I want you my dear friend and all my readers to understand, this schedule/routine never stays for very long.  The last time we did a school schedule was by far the best and it lasted for about four months - which isn't much longer than your 8-10 weeks.  My advice in writing was that I find I can accomplish so much more in my children's education if I have a schedule to follow.  Once we're done with the current books for the year, we always take a break and I no longer have a schedule.  Instead I decide day to day what is going to happen and what is going to get done.  This is probably one of the biggest reasons I donate so much to the library during the summer because I don't have to be in that town each week for piano lessons, so we don't go and books become long overdue.


So my scheduling is mostly school work related.  I want to work hard and I want my kids to work hard so that we can finish the Math book, the Latin book, the Science book, get to the certain point in History, and whatever else so that summer time is fun time.  I'm budgeting the time I have now with the things I need and want to accomplish.


If it works for you to make those decisions day to day or week to week - do you see that you are scheduling?  It might not be on a fancy color-coded spreadsheet with timers.  It might be chicken scratches on the back of slips of paper, but if it is helping you stay focused to get things done (whatever those things are) , they you're budgeting your time.
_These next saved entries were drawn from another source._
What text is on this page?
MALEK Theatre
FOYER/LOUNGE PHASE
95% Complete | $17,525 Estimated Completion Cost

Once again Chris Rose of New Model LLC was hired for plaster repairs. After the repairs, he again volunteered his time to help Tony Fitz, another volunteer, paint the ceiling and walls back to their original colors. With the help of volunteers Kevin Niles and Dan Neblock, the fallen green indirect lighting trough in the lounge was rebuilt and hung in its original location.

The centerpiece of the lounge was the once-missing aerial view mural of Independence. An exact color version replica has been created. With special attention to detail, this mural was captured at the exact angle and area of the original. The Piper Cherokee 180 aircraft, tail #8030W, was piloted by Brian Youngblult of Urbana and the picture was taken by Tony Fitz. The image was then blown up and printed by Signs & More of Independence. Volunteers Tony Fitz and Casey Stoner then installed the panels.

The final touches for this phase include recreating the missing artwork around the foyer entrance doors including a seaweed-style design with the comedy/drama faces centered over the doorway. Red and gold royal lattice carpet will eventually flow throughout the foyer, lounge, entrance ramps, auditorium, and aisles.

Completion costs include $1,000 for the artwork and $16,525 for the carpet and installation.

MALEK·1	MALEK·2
And I think that only the Queen of England or tv sit-com moms are the only ones who can successively do a schedule for any length of time.  The rest of us do what we can, when we can, learn from the ebbs and go with the flow.

2 comments:

Susan said...

Y'know, I sure do love reading your posts. The last two have especially been thought-stretchers. Thank you.

Glenda said...

Thank you Susan, that is such a nice compliment, especially since I often think I haven't much to say, and I learn so much from you and your posts.